Above him the pulley creaked and he shot down and was inside the tower.
He could see the thing at the bottom now. He hiccoughed politely and told it to move over, he was coming down. It didn’t move an inch. Something tried to take his head off and it didn’t come off.
The earphones said, “Warren, you all right? You all right? Talk to us.”
“Sure,” he said. “Sure, all right. Wha’ matter wish you?”
They let him down and he stood beside the funny thing that pulsated in the pit. He felt something digging at his brain and laughed aloud, a gurgling, drunken laugh.
“Get your handsh out my hair,” he said. “You tickle.”
“Warren,” said the earphones. “The wires. The wires. You remember, we talked about the wires.”

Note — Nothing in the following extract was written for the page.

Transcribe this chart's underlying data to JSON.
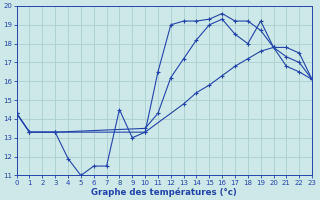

“Sure,” he said. “The wires.”
There were little studs on the pulsating thing and they’d be fine things to attach a wire to.
Wires? What the hell were wires?
“Hooked on your belt,” said the earphones. “The wires are hooked on your belt.”
His hand moved to his belt and he found the wires. He fumbled with them and they slipped out of his fingers and he got down and scrabbled around and grabbed hold of them again. They were all tangled up and he couldn’t make head or tail of them and what was he messing around with wires for, anyhow?
What he wanted was another drink – another little drink.
He sang: “I’m a ramblin’ wreck from Georgia Tech and a hell of an engineer!”
He said to the egg: “Friend, I’d be mosh pleashed if you’d join me in a drink.”
The earphones said, “Your friend can’t drink until you get those wires hooked up. He can’t hear without the wires hooked up. He can’t tell what you’re saying until you get those wires hooked up.
“You understand, Warren? Hook up the wires. He can’t hear till you do.”
“Now, thash too bad,” said Warren. “Thash an awful thing.”
He did the best he could to get the wires hooked up and he told his new friend just to be patient and hold still, he was doing the best he could. He yelled for Bat Ears to hurry with the bottle and he sang a ditty which was quite obscene. And finally he got the wires hooked up, but the man in the earphones said that wasn’t right, to try it once again. He changed the wires around some more and they still weren’t right, and so he changed them around again, until the man in the earphones said, “That’s fine! We’re getting something now!”